Call Me Silly

Call me silly if you like - but I can't help it. In fact I don't want to help it. Son#3 has just left to return to Uni and I'm dripping like a tap! I miss him already. This is his second year at Uni and I think I'm finding it harder now than I did this time last year. Perhaps there's a few reasons for that.

Last year, Son#2 was also going to be in the same town for the first half of the year. I felt better knowing that the brother Son#3 is closest to would be near by. I also knew they would look out for each other. This year Son#2 is back home.

Last year, Son#3 was staying in a Christian hostel. I knew he'd have lots of company and plenty of good food - and I was right. This year he's in a flat (apartment for my US friends) with 3 others. It is behind the Christian hostel so it's not an entirely new environment for him, but flatting will certainly be a new experience. And this week I've realised that I probably should have spent more time teaching him to cook!

The year before last, Son#3 had argued a lot with his younger brothers and - because we're so similar - the two of us had also clashed on more than one occasion. Whether it was just a maturity thing or he was struggling with the restrictions of home or it was as he claimed and was all our fault, I don't know - but after a year away he came home for holidays and those tensions seemed to have vanished. Perhaps too because we'd missed him so much we were nicer to him.

Last year Son#3 began Uni refreshed after an extended break. This year he returns after having worked his holidays - most of it on night shift which he didn't find easy. This year will be a busy year for him and it's a shame that he's starting it already tired and feeling the pressure.

It seems just yesterday that I first held the precious bundle that was our third son in my arms. I wish so much that I could convey to the parents I work with each day how quickly the years really do pass.
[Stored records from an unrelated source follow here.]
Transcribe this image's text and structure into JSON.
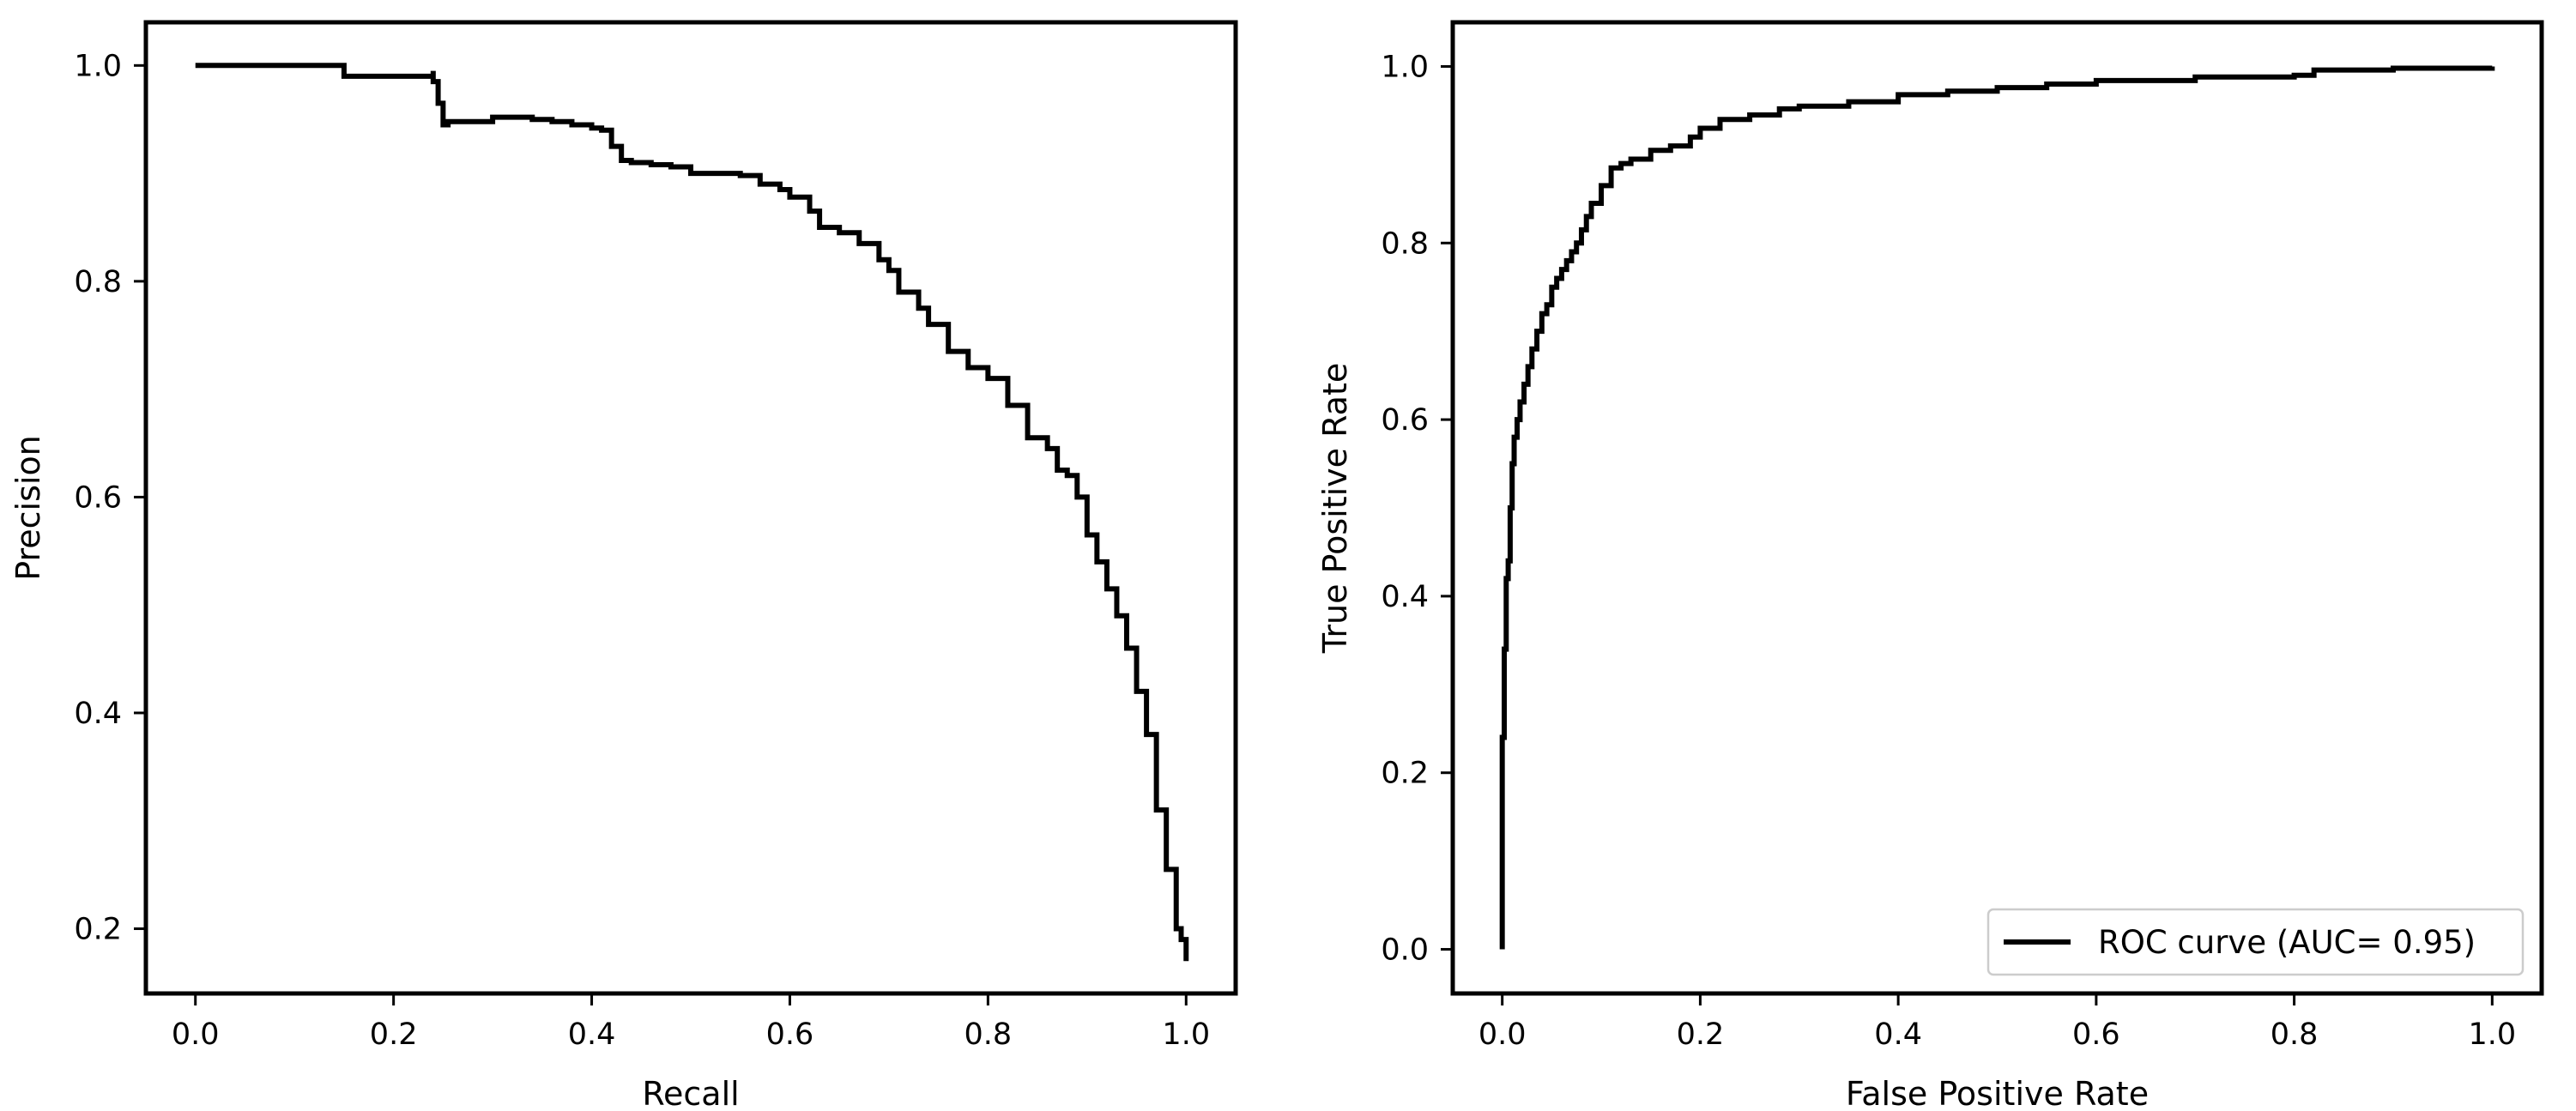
{
  "chart_data": [
    {
      "type": "line",
      "title": "",
      "xlabel": "Recall",
      "ylabel": "Precision",
      "xlim": [
        -0.05,
        1.05
      ],
      "ylim": [
        0.14,
        1.04
      ],
      "xticks": [
        0.0,
        0.2,
        0.4,
        0.6,
        0.8,
        1.0
      ],
      "xtick_labels": [
        "0.0",
        "0.2",
        "0.4",
        "0.6",
        "0.8",
        "1.0"
      ],
      "yticks": [
        0.2,
        0.4,
        0.6,
        0.8,
        1.0
      ],
      "ytick_labels": [
        "0.2",
        "0.4",
        "0.6",
        "0.8",
        "1.0"
      ],
      "grid": false,
      "legend": null,
      "series": [
        {
          "color": "#000000",
          "step": true,
          "x": [
            0.0,
            0.15,
            0.15,
            0.24,
            0.24,
            0.245,
            0.245,
            0.25,
            0.25,
            0.255,
            0.255,
            0.3,
            0.34,
            0.36,
            0.38,
            0.4,
            0.41,
            0.42,
            0.42,
            0.43,
            0.43,
            0.44,
            0.44,
            0.46,
            0.48,
            0.5,
            0.5,
            0.52,
            0.55,
            0.57,
            0.59,
            0.6,
            0.62,
            0.63,
            0.65,
            0.67,
            0.69,
            0.7,
            0.71,
            0.73,
            0.74,
            0.76,
            0.78,
            0.8,
            0.82,
            0.82,
            0.84,
            0.84,
            0.86,
            0.87,
            0.87,
            0.88,
            0.89,
            0.9,
            0.9,
            0.91,
            0.92,
            0.93,
            0.94,
            0.95,
            0.96,
            0.97,
            0.97,
            0.98,
            0.98,
            0.99,
            0.99,
            0.995,
            1.0
          ],
          "y": [
            1.0,
            1.0,
            0.99,
            0.995,
            0.985,
            0.985,
            0.965,
            0.965,
            0.945,
            0.945,
            0.948,
            0.952,
            0.95,
            0.948,
            0.945,
            0.942,
            0.94,
            0.94,
            0.925,
            0.925,
            0.912,
            0.912,
            0.91,
            0.908,
            0.906,
            0.905,
            0.9,
            0.9,
            0.898,
            0.89,
            0.885,
            0.878,
            0.865,
            0.85,
            0.845,
            0.835,
            0.82,
            0.81,
            0.79,
            0.775,
            0.76,
            0.735,
            0.72,
            0.71,
            0.695,
            0.685,
            0.67,
            0.655,
            0.645,
            0.635,
            0.625,
            0.62,
            0.6,
            0.58,
            0.565,
            0.54,
            0.515,
            0.49,
            0.46,
            0.42,
            0.38,
            0.33,
            0.31,
            0.27,
            0.255,
            0.22,
            0.2,
            0.19,
            0.17
          ]
        }
      ]
    },
    {
      "type": "line",
      "title": "",
      "xlabel": "False Positive Rate",
      "ylabel": "True Positive Rate",
      "xlim": [
        -0.05,
        1.05
      ],
      "ylim": [
        -0.05,
        1.05
      ],
      "xticks": [
        0.0,
        0.2,
        0.4,
        0.6,
        0.8,
        1.0
      ],
      "xtick_labels": [
        "0.0",
        "0.2",
        "0.4",
        "0.6",
        "0.8",
        "1.0"
      ],
      "yticks": [
        0.0,
        0.2,
        0.4,
        0.6,
        0.8,
        1.0
      ],
      "ytick_labels": [
        "0.0",
        "0.2",
        "0.4",
        "0.6",
        "0.8",
        "1.0"
      ],
      "grid": false,
      "legend": "lower-right",
      "series": [
        {
          "name": "ROC curve (AUC= 0.95)",
          "color": "#000000",
          "step": true,
          "x": [
            0.0,
            0.0,
            0.002,
            0.002,
            0.004,
            0.006,
            0.008,
            0.01,
            0.012,
            0.015,
            0.018,
            0.022,
            0.026,
            0.03,
            0.035,
            0.04,
            0.045,
            0.05,
            0.055,
            0.06,
            0.065,
            0.07,
            0.075,
            0.08,
            0.085,
            0.09,
            0.1,
            0.11,
            0.12,
            0.13,
            0.15,
            0.17,
            0.19,
            0.2,
            0.22,
            0.25,
            0.28,
            0.3,
            0.35,
            0.4,
            0.45,
            0.5,
            0.55,
            0.6,
            0.7,
            0.8,
            0.82,
            0.82,
            0.9,
            1.0
          ],
          "y": [
            0.0,
            0.24,
            0.26,
            0.34,
            0.42,
            0.44,
            0.5,
            0.55,
            0.58,
            0.6,
            0.62,
            0.64,
            0.66,
            0.68,
            0.7,
            0.72,
            0.73,
            0.75,
            0.76,
            0.77,
            0.78,
            0.79,
            0.8,
            0.815,
            0.83,
            0.845,
            0.865,
            0.885,
            0.89,
            0.895,
            0.905,
            0.91,
            0.92,
            0.93,
            0.94,
            0.945,
            0.952,
            0.955,
            0.96,
            0.968,
            0.972,
            0.976,
            0.98,
            0.984,
            0.988,
            0.99,
            0.99,
            0.996,
            0.998,
            1.0
          ]
        }
      ]
    }
  ]
}
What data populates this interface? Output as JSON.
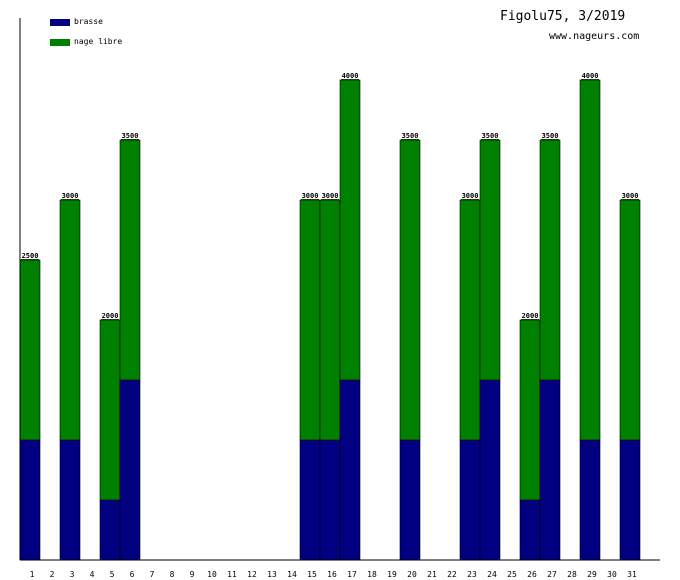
{
  "header": {
    "title": "Figolu75, 3/2019",
    "site": "www.nageurs.com"
  },
  "colors": {
    "brasse": "#000080",
    "nage_libre": "#008000",
    "axis": "#000000"
  },
  "legend": [
    {
      "label": "brasse",
      "color": "#000080"
    },
    {
      "label": "nage libre",
      "color": "#008000"
    }
  ],
  "chart_data": {
    "type": "bar",
    "stacked": true,
    "categories": [
      "1",
      "2",
      "3",
      "4",
      "5",
      "6",
      "7",
      "8",
      "9",
      "10",
      "11",
      "12",
      "13",
      "14",
      "15",
      "16",
      "17",
      "18",
      "19",
      "20",
      "21",
      "22",
      "23",
      "24",
      "25",
      "26",
      "27",
      "28",
      "29",
      "30",
      "31"
    ],
    "series": [
      {
        "name": "brasse",
        "values": [
          1000,
          0,
          1000,
          0,
          500,
          1500,
          0,
          0,
          0,
          0,
          0,
          0,
          0,
          0,
          1000,
          1000,
          1500,
          0,
          0,
          1000,
          0,
          0,
          1000,
          1500,
          0,
          500,
          1500,
          0,
          1000,
          0,
          1000
        ]
      },
      {
        "name": "nage libre",
        "values": [
          1500,
          0,
          2000,
          0,
          1500,
          2000,
          0,
          0,
          0,
          0,
          0,
          0,
          0,
          0,
          2000,
          2000,
          2500,
          0,
          0,
          2500,
          0,
          0,
          2000,
          2000,
          0,
          1500,
          2000,
          0,
          3000,
          0,
          2000
        ]
      }
    ],
    "totals": [
      2500,
      0,
      3000,
      0,
      2000,
      3500,
      0,
      0,
      0,
      0,
      0,
      0,
      0,
      0,
      3000,
      3000,
      4000,
      0,
      0,
      3500,
      0,
      0,
      3000,
      3500,
      0,
      2000,
      3500,
      0,
      4000,
      0,
      3000
    ],
    "total_labels": [
      "2500",
      "",
      "3000",
      "",
      "2000",
      "3500",
      "",
      "",
      "",
      "",
      "",
      "",
      "",
      "",
      "3000",
      "3000",
      "4000",
      "",
      "",
      "3500",
      "",
      "",
      "3000",
      "3500",
      "",
      "2000",
      "3500",
      "",
      "4000",
      "",
      "3000"
    ],
    "ylim": [
      0,
      4500
    ],
    "title": "",
    "xlabel": "",
    "ylabel": "",
    "legend_position": "top-left",
    "grid": false
  }
}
When I see their little ones crying because Mum or Dad have to leave (and boys seems to have a harder time of it than girls); when I hold them as they go off to sleep and they struggle because it's not me they want but their parents; when I read the research that suggests that boys shouldn't be left in care before their third birthday, I wish there was some way I could prove to these parents that these early years pass all too quickly and can never be reclaimed and that nothing - absolutely nothing - is worth the cost of missing out on time with their children.

I had no idea of the research when I decided to stay home with my children. All I knew was that I loved them and enjoyed them and wanted to be with them. God had entrusted them to me to raise and I wasn't going to let someone do it for me. I have no regrets for the decision I made. I'd do it again. In fact I wish I could do it all again - and then I wouldn't have had to say goodbye to my son just a short while ago!

But since I can't, I'll trust God's promises to see us through:

You have seen what I did to the Egyptians, and how I bore you on eagles’ wings and brought you to Myself (Exodus 19:3-5, NKJV).

But they that wait upon the Lord shall renew their strength; they shall mount up with wings as eagles; they shall run, and not be weary; and they shall walk, and not faint (Isaiah 40:31).

Comments

Daisy said…
Awww, Jules you are not silly at all. We mothers love our children sooo much! They are so precious to us ... it's amazing how much love a mother has for her children. I'm not looking forward to letting go when it's my turn. It will be a hard thing to do that's for sure!
SchnauzerMom said…
I think you are a wonderful mother!
Hi, Jules.
My name is Cristina and I'm from Brazil.
I am a Christian woman, I love Jesus Christ, he is my Lord, and I have a wonderful family,like you...
I don't have a good English, but Iwanna be your friend...for talking about our family, our job, our life and principally...our LORD.
Please...visit me and be my friend.
My blog is:
http://inglesearte.blogspot.com
My msn is:
pro_cris.ingles@hotmail.com
Kisses, and have a nice weekend!
Unknown said…
I don't think you are silly at all! It just shows how much you love your children! You are so right that the years go by so fast. I am amazed at how fast it does go by. I try and remember that, so that I will cherish the time.
busymomof10 said…
Hi Jules!
I loved this post! You know I can relate!!!!
BTW, Congratulations on your inch loss!!